7.1995年11月份,应石家庄市半边天健品公司经理刘建忠(另案处理)与港商程某的请托,筹建中草药牙膏项目解决资金,在李真的协调下,石家庄市两家银行分别贷给半边天保健品公司1500万元与1000万元。刘建忠送给被告人李真2700美元。
8.1996年6月,河北省政府驻沈阳办事处主任许建恩(另案处理)通过李真调入河北省国税局,任机关党委专职副书记。1997年11月调任承德市国税局局长。许建恩先后送给李真4000美元与人民币1万元。
9.1998年4、5月份,应吴庆五请托,给石家庄市国税局打电话,要求他们让南京某公司参加投标。吴庆五送给李真5万美元,李真将此款存入香港渣打银行。
10.1998年,与秦皇岛市华兴公司经理李军(另案处理)合谋,将廊坊市国税局培训中心人民币3000万元的工程项目交给河北省某建筑公司承建。索要中介费人民币50万元。李真将此款存入香港渣打银行。
11.1998年底,应温州苏某请托,将河北省国家税务局1999年税务登记证制作业务交给苏某。李真以兑换美元为名,向苏尚杰家要4000美元。

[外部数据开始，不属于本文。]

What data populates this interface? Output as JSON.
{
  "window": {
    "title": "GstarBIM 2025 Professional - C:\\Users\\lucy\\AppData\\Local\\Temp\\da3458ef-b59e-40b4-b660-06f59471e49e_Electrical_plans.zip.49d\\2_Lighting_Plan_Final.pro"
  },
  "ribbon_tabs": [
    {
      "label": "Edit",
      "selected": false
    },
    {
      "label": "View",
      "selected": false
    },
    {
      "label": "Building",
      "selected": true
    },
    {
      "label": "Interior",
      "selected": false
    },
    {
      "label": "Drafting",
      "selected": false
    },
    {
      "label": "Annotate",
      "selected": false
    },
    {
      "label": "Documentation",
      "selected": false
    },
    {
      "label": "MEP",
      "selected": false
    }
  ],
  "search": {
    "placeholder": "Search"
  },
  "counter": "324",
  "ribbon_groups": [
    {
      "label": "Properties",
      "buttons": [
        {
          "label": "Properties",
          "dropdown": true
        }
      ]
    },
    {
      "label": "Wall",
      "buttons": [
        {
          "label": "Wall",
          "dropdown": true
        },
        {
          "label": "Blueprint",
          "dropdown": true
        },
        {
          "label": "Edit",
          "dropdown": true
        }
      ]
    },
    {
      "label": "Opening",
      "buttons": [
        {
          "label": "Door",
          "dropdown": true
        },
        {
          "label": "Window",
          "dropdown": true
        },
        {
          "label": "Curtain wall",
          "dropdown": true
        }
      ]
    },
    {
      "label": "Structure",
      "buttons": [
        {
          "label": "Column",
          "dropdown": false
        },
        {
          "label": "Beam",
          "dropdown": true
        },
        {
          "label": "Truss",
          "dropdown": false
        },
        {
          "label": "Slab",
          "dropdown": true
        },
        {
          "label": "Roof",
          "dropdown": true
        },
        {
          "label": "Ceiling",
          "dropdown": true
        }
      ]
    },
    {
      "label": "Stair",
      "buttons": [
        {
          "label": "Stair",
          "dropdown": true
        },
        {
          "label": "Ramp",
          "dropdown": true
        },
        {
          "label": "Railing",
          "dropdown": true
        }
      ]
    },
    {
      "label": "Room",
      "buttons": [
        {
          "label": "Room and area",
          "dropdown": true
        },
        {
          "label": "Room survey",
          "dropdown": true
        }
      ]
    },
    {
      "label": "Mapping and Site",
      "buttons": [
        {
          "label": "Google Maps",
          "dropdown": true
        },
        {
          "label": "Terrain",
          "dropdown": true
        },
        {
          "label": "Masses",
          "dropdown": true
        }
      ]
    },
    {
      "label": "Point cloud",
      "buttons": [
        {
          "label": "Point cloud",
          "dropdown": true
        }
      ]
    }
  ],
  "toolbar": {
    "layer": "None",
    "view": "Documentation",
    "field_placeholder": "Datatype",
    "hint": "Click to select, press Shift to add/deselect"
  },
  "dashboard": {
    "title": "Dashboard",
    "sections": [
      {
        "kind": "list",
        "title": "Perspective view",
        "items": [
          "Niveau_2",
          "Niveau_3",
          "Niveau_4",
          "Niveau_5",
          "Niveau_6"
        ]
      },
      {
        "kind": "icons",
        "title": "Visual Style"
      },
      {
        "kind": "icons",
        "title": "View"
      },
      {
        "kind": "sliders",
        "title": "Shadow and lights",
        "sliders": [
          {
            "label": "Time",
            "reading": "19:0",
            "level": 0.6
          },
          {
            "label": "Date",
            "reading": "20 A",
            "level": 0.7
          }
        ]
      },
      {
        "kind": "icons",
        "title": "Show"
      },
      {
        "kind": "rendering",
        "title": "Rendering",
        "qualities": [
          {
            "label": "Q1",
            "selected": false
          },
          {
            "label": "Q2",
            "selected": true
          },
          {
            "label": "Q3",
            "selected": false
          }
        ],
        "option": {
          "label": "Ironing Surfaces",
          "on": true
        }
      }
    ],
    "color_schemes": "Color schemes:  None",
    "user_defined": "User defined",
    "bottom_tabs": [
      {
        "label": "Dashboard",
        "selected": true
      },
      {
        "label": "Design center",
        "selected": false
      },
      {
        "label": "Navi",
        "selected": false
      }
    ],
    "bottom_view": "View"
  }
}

12.1999年6月,李真去欧洲考察,北京市李某送其5000美元。李真回国后,给邢台国税局打招呼,邢台市国税局将培训中心工程项目交给季某联系的南京某建筑公司承建,后李真向李某索要40000美元。
13.1993年10月,李真与吴某多方活动,将已被立案侦查张某的涉嫌挪用公款案撤销。张某获释恢复职务后,李真向其索要凌志400型汽车一辆,价值人民币62万元。1995年8月份,李真将此车以60万元的价格卖给河北大野集团总裁卢鹰。李真将此款存入香港渣打银行。
1955年春节前,张某送给李真10000美元。1998年上半年,李真提出让张某兑换10万美元。李真只付给张某人民币60万元,按当时美元对人民币的汇率少付人民币22.78万元。